26. Lost myself and I am nowhere to be found

Start from the beginning
                                    

Più parlano, più il mio stomaco si restringe. Più sento i loro sguardi su di me, più mi viene voglia di vomitare.

«Basta», tuona Kyle, senza alzare lo sguardo dal suo piatto. Stringe la forchetta tra le mani, applica un po’ di forza in più. «Ci sono tanti argomenti interessanti di cui parlare, e discutere del fisico di un'altra persona non rientra tra essi».

«Kyle, lo sai che non l’ho detto con cattiveria», si giustifica Rosalyn guardandolo con fare offeso. Incrocia le braccia al petto come una bambina; un gesto che ho fatto anche io un miliardo di volte quando non riuscivo ad ottenere l’approvazione di mia madre.

«Non voglio risponderti male, Ros, quindi chiudiamola qui», lui appoggia la mano sul suo braccio, dandole una piccola carezza e io distolgo lo sguardo. Quella delicatezza… Mi chiedo se qualcuno userà mai quella delicatezza su di me.

Finisco di mangiare i miei biscotti e di bere il caffè e mi alzo.
Il cellulare vibra nella tasca dei pantaloni e lo estraggo trattenendo un lamento.
«Un altro bonifico?», chiede scherzosamente Jack.

Fisso il nome di mia madre e clicco sulla notifica apparsa sullo schermo.

“Tuo zio ti chiamerà tra dieci minuti. Non essere irrispettosa, come al solito. Manchi a tutti, fatti sentire”.

È il momento in cui la nuova Nives smette di esistere, perché viene rimpiazzata di nuovo dalla vecchia. Respiro profondamente, sento le narici dilatarsi.
Esco dalla cucina e corro su per le scale, prendo il mio giubbotto e infilo i piedi negli scarponi, avvolgo la sciarpa intorno al collo, e metto lo zainetto sulle spalle.
Raggiungo l’ingresso, il respiro corto e le gambe deboli.
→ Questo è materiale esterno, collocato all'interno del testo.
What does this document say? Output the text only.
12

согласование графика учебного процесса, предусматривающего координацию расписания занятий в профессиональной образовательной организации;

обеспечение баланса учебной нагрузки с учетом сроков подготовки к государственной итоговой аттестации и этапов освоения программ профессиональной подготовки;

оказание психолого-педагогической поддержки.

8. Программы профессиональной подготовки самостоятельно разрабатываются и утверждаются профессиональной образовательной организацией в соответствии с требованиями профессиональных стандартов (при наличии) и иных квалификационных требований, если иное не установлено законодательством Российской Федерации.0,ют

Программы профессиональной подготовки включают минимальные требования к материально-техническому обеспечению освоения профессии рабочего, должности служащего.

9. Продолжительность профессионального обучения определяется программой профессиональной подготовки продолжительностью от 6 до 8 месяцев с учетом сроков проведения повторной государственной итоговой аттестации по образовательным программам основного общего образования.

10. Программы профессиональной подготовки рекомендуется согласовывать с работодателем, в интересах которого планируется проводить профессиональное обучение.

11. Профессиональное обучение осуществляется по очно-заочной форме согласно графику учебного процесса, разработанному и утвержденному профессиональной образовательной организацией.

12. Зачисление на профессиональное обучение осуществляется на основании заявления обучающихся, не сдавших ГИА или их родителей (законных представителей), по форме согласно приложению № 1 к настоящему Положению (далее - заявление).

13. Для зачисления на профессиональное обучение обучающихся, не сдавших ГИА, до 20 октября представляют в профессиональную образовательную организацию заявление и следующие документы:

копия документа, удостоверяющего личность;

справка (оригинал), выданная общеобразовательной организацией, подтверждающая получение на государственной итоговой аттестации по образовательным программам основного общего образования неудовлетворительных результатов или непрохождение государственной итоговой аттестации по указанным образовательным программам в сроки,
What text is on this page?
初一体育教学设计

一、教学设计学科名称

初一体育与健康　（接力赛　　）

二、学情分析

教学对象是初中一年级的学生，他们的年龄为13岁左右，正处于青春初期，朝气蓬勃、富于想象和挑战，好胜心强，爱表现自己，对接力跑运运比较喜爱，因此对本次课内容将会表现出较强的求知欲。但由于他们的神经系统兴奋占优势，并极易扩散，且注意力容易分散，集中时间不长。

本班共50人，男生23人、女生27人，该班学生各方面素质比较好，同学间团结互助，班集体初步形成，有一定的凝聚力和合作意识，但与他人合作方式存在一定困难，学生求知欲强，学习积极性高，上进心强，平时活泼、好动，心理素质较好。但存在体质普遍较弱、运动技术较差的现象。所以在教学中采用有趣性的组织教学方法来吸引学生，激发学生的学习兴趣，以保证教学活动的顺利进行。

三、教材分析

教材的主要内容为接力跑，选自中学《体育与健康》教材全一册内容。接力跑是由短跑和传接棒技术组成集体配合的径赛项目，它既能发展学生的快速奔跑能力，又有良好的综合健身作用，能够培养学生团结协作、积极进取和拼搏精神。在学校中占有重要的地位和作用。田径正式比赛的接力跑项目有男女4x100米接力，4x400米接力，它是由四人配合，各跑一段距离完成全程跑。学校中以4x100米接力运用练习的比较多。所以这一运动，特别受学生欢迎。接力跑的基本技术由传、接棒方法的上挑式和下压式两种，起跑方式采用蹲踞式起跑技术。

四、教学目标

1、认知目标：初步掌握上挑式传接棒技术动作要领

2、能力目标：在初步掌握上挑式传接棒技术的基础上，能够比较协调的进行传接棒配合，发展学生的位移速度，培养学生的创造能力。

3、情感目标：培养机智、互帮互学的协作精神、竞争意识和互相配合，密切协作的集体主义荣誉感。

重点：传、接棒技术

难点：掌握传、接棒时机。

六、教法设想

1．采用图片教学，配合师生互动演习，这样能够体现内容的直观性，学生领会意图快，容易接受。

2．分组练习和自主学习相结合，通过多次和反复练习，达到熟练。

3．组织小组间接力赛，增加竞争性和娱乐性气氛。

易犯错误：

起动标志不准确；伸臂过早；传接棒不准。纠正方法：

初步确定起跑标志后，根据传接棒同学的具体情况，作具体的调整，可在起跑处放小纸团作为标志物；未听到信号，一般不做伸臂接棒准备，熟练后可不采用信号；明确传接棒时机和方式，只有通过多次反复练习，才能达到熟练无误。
Mi lascio alle spalle una debole frase: «Tornerò presto», e corro fuori.

L’aria fredda si infrange contro il mio viso come uno specchio che va in mille pezzi. Mi riempio i polmoni d’aria e sollevo lo sguardo verso l’alto; fisso le nuvole bianche, poi i raggi del sole che le attraversano, che come fili d’oro scendono in mezzo ai cristalli appesi tra i rami degli abeti.
Inizio a camminare senza avere una vera meta. Il cellulare squilla e io mi fermo.
Decido di rispondere.

«Mia piccola Nives, tesoro mio, quanto tempo è passato!», la sua voce è amara, è pesante, è un sostanza corrosiva che mi distrugge lentamente all’interno.

«Ciao, zio», rispondo monocorde. La bocca diventa asciutta, lo stomaco è un masso che schiaccia tutte le mie emozioni.

«Ti è arrivato il bonifico?», chiede con una vena di trionfo nella voce.

«Non ho bisogno dei tuoi soldi, lo sai», gli dico, cercando di non crollare qui, in mezzo al nulla.
Il segnale è debole, magari sarà dalla mia parte.

«Tua nonna vorrebbe che tu tornassi a casa per il Ringraziamento. Renderesti felici tutti».

«Non saprei, ho ancora un sacco di roba da studiare», un conato di vomito inizia a salire alla velocità della luce. Mi porto la mano davanti alla bocca e cerco di ignorare l’acidità che ho in bocca.

«Verrai, Nives», cambia il tono della voce, la dolcezza di prima si dissolve e lascia il posto ad una freddezza che ha avvolto quella sua lingua disgustosa più di una volta.

«No», asserisco.

«Sai, Nives, ai gatti si possono tagliare gli artigli, quindi spero tu decida saggiamente quando e con chi tirarli fuori. Ti aspetteremo e tu ti farai trovare davanti alla porta. Tua nonna non sta molto bene, non volevamo dirtelo così, ma temiamo che la sua condizione possa peggiorare da un momento all’altro, quindi vogliamo che questo Ringraziamento sia come ai vecchi tempi.»

«Esattamente come ai vecchi tempi?», chiedo con un filo di voce.

«Preciso. Suoneremo insieme prima e dopo aver mangiato. Tua madre farà il video come sempre. La nonna batterà le mani e sorriderà felice e tu ti comporterai da brava ragazza ingenua. Sono stato chiaro, Nives?»